Yachtversicherung gegen Vulkanismus?
Beruhigend: Auch wenn Vulkanismus gewiss nicht zu den häufigsten Unfallursachen auf See gehört, ist es über die Yachtversicherung gedeckt. „Das ist höhere Gewalt durch Natureinwirkung und läuft damit über die übliche Kasko“, sagt Holger Flindt vom Yachtversicherer Pantaenius auf Anfrage von float. Regulierungsanfragen durch die Einwirkung feuerspeiender Berge seien dem langjährigen Versicherungsmitarbeiter indes noch nicht über den Schreibtisch gelaufen.


„Aber vergleichbare Naturphänomene hatten wir schon“, so Flindt. Vor rund zehn Jahren etwa habe ein Seebeben vor der türkischen Mittelmeerküste in einem Yachthafen für große Schäden gesorgt. Das Wasser lief durch Verschiebungen auf dem Meeresboden so schnell aus dem Hafen, dass ganze Stege mitsamt daran festgemachten Booten weggeschwommen seien. „Das gibt’s eben auch.“ Yachten hätten sich losgerissen, seien kollidiert und auf Untiefen gelaufen.
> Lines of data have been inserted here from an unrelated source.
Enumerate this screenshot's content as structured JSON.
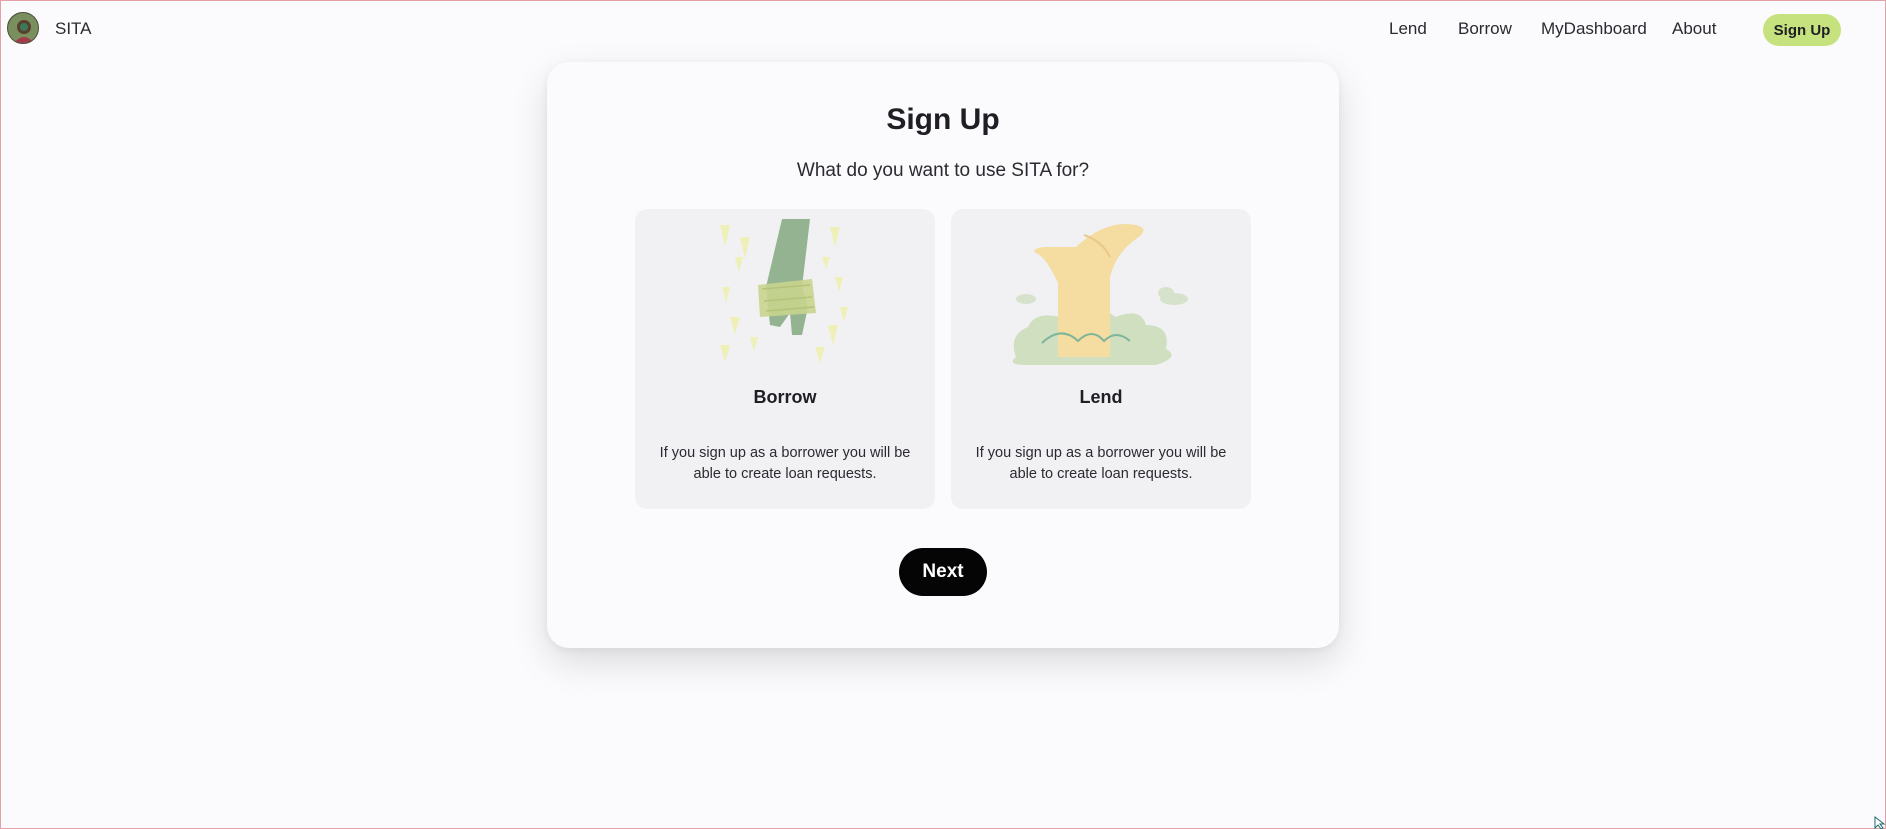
{
  "nav": {
    "brand": "SITA",
    "links": [
      "Lend",
      "Borrow",
      "MyDashboard",
      "About"
    ],
    "signup_label": "Sign Up"
  },
  "signup": {
    "title": "Sign Up",
    "question": "What do you want to use SITA for?",
    "options": [
      {
        "title": "Borrow",
        "description": "If you sign up as a borrower you will be able to create loan requests.",
        "icon": "hand-receiving-money-illustration"
      },
      {
        "title": "Lend",
        "description": "If you sign up as a borrower you will be able to create loan requests.",
        "icon": "open-hand-illustration"
      }
    ],
    "next_label": "Next"
  },
  "colors": {
    "accent": "#c6e27e",
    "button_dark": "#050505",
    "card_bg": "#f1f1f4",
    "page_bg": "#fbfafc"
  }
}
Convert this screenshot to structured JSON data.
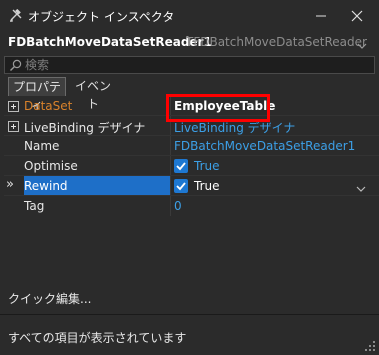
{
  "window": {
    "title": "オブジェクト インスペクタ"
  },
  "selector": {
    "name": "FDBatchMoveDataSetReader1",
    "type": "TFDBatchMoveDataSetReader"
  },
  "search": {
    "placeholder": "検索"
  },
  "tabs": [
    {
      "label": "プロパティ",
      "active": true
    },
    {
      "label": "イベント",
      "active": false
    }
  ],
  "properties": [
    {
      "name": "DataSet",
      "value": "EmployeeTable",
      "expandable": true,
      "bold_value": true,
      "name_color": "#d9822b"
    },
    {
      "name": "LiveBinding デザイナ",
      "value": "LiveBinding デザイナ",
      "expandable": true,
      "link_value": true
    },
    {
      "name": "Name",
      "value": "FDBatchMoveDataSetReader1"
    },
    {
      "name": "Optimise",
      "value": "True",
      "checked": true
    },
    {
      "name": "Rewind",
      "value": "True",
      "checked": true,
      "selected": true,
      "indicator": "»"
    },
    {
      "name": "Tag",
      "value": "0"
    }
  ],
  "quick_edit": "クイック編集...",
  "status": "すべての項目が表示されています",
  "colors": {
    "selection": "#1e6fc8",
    "link": "#3c9fe6",
    "checkbox": "#1e78d2",
    "highlight_border": "#ff0000"
  },
  "icons": [
    "app-icon",
    "minimize-icon",
    "close-icon",
    "chevron-down-icon",
    "search-icon",
    "expand-icon",
    "checkbox-icon",
    "resize-grip-icon"
  ]
}
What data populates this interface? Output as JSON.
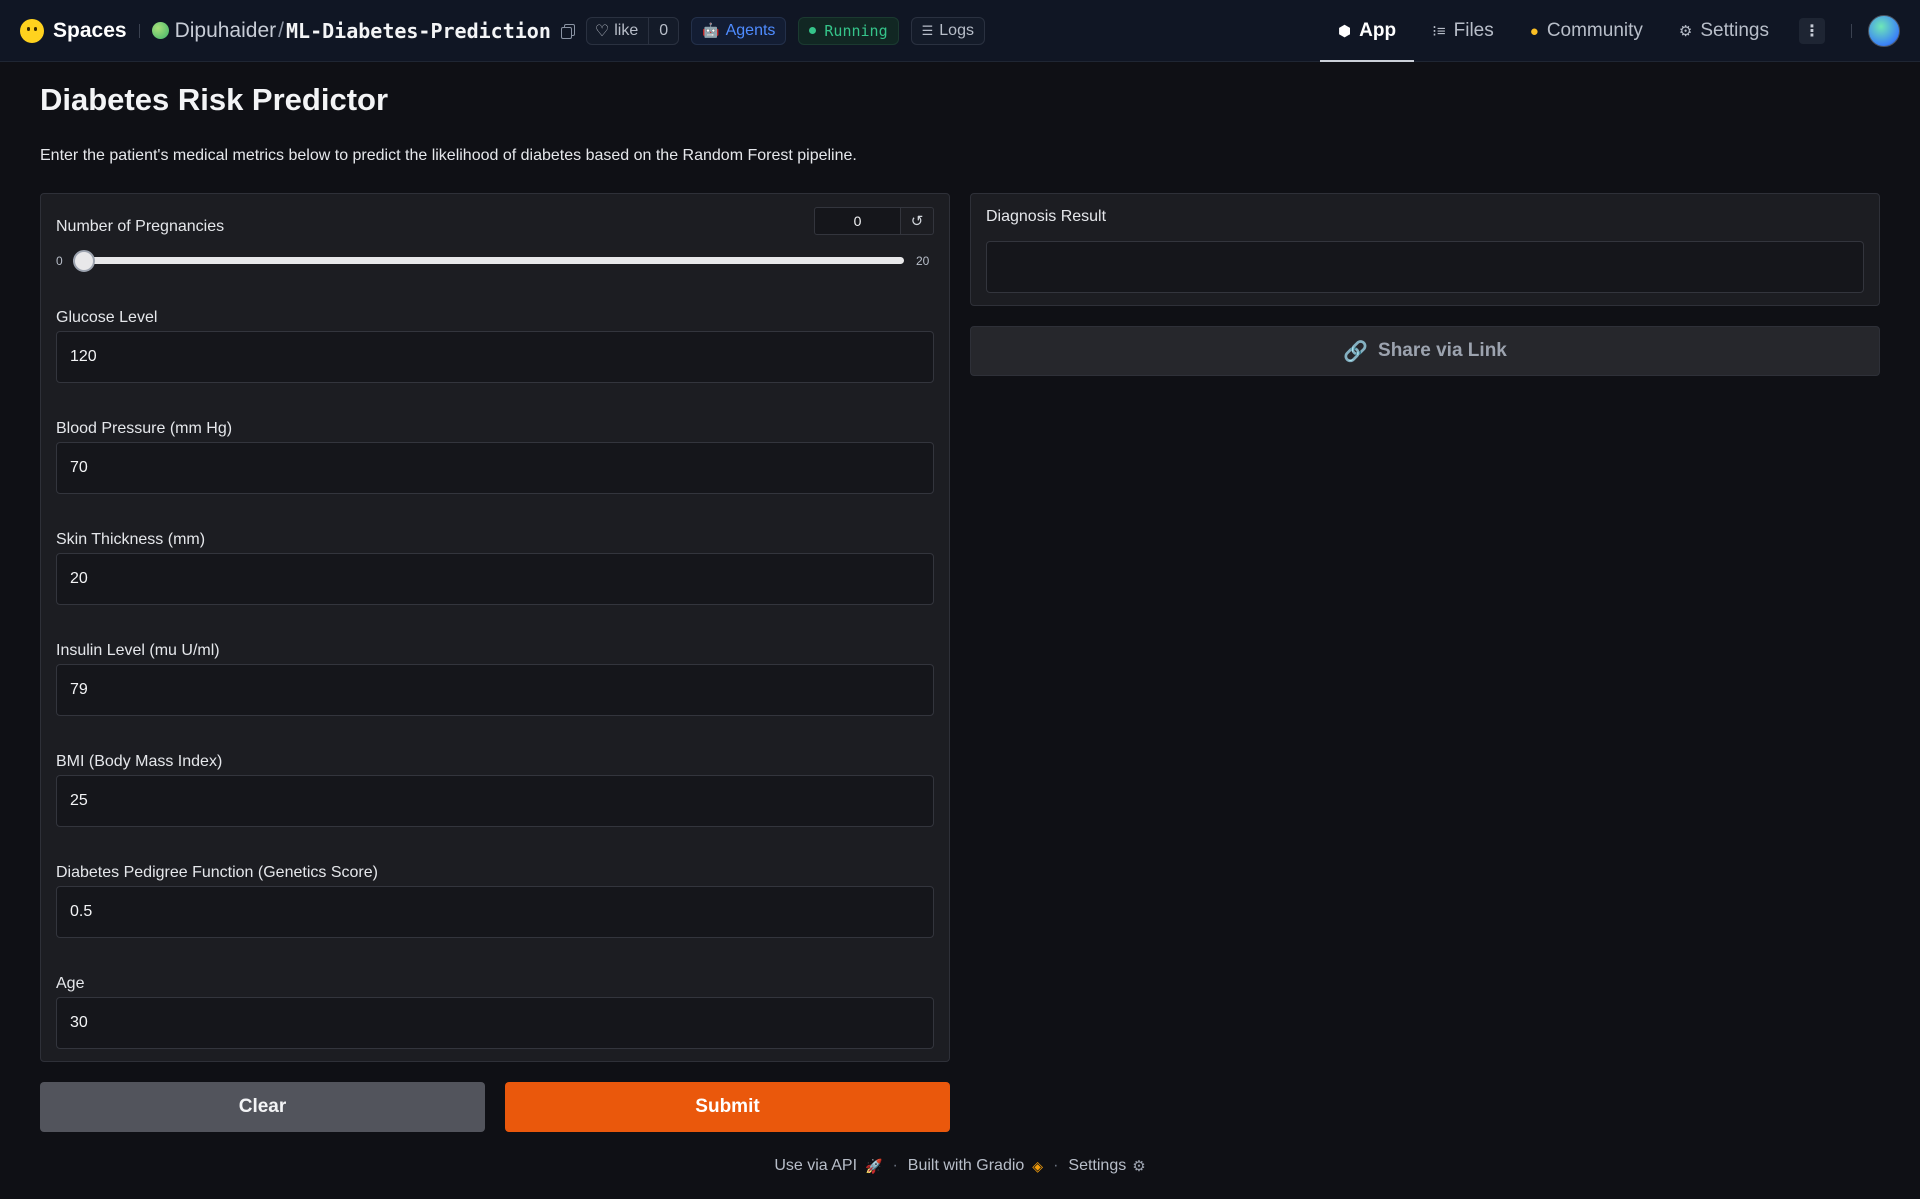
{
  "header": {
    "brand": "Spaces",
    "owner": "Dipuhaider",
    "slash": "/",
    "repo": "ML-Diabetes-Prediction",
    "like_label": "like",
    "like_count": "0",
    "agents_label": "Agents",
    "status_label": "Running",
    "logs_label": "Logs",
    "nav": {
      "app": "App",
      "files": "Files",
      "community": "Community",
      "settings": "Settings"
    }
  },
  "page": {
    "title": "Diabetes Risk Predictor",
    "description": "Enter the patient's medical metrics below to predict the likelihood of diabetes based on the Random Forest pipeline."
  },
  "inputs": {
    "pregnancies": {
      "label": "Number of Pregnancies",
      "value": "0",
      "min": "0",
      "max": "20",
      "fraction": 0
    },
    "glucose": {
      "label": "Glucose Level",
      "value": "120"
    },
    "blood_pressure": {
      "label": "Blood Pressure (mm Hg)",
      "value": "70"
    },
    "skin_thickness": {
      "label": "Skin Thickness (mm)",
      "value": "20"
    },
    "insulin": {
      "label": "Insulin Level (mu U/ml)",
      "value": "79"
    },
    "bmi": {
      "label": "BMI (Body Mass Index)",
      "value": "25"
    },
    "pedigree": {
      "label": "Diabetes Pedigree Function (Genetics Score)",
      "value": "0.5"
    },
    "age": {
      "label": "Age",
      "value": "30"
    }
  },
  "output": {
    "label": "Diagnosis Result",
    "value": "",
    "share_label": "Share via Link"
  },
  "buttons": {
    "clear": "Clear",
    "submit": "Submit"
  },
  "footer": {
    "api": "Use via API",
    "built": "Built with Gradio",
    "settings": "Settings",
    "separator": "·"
  },
  "colors": {
    "submit": "#ea580c",
    "clear": "#52545c",
    "running": "#35c48a",
    "agents": "#4f8cff"
  },
  "icons": {
    "like": "heart-icon",
    "agents": "robot-icon",
    "logs": "logs-icon",
    "app": "cube-icon",
    "files": "files-icon",
    "community": "hug-icon",
    "settings": "gear-icon",
    "share": "link-icon",
    "reset": "reset-icon"
  }
}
Noch länger zurück liegt ein Tsunami vor der Küste Algeriens. Am 21. Mai 2003 bebte dort die Erde, so dass mehr als tausend Gebäude an der Küste einstürzten. Dabei starben insgesamt 2.266 Menschen. Außerdem wurde eine Welle verursacht, die mit 300 km/h Geschwindigkeit nordwärts zog. Eine knappe Stunde nach dem Erdbeben erreichte sie die spanische Balearen-Inselgruppe. Trotz der Entfernung von 272 Kilometern war der Tsunami dort noch stark genug, um in zwei aufeinander folgenden Wellen hunderte Boote zu beschädigen. Weil rechtzeitig gewarnt wurde, gab es keine Todesopfer.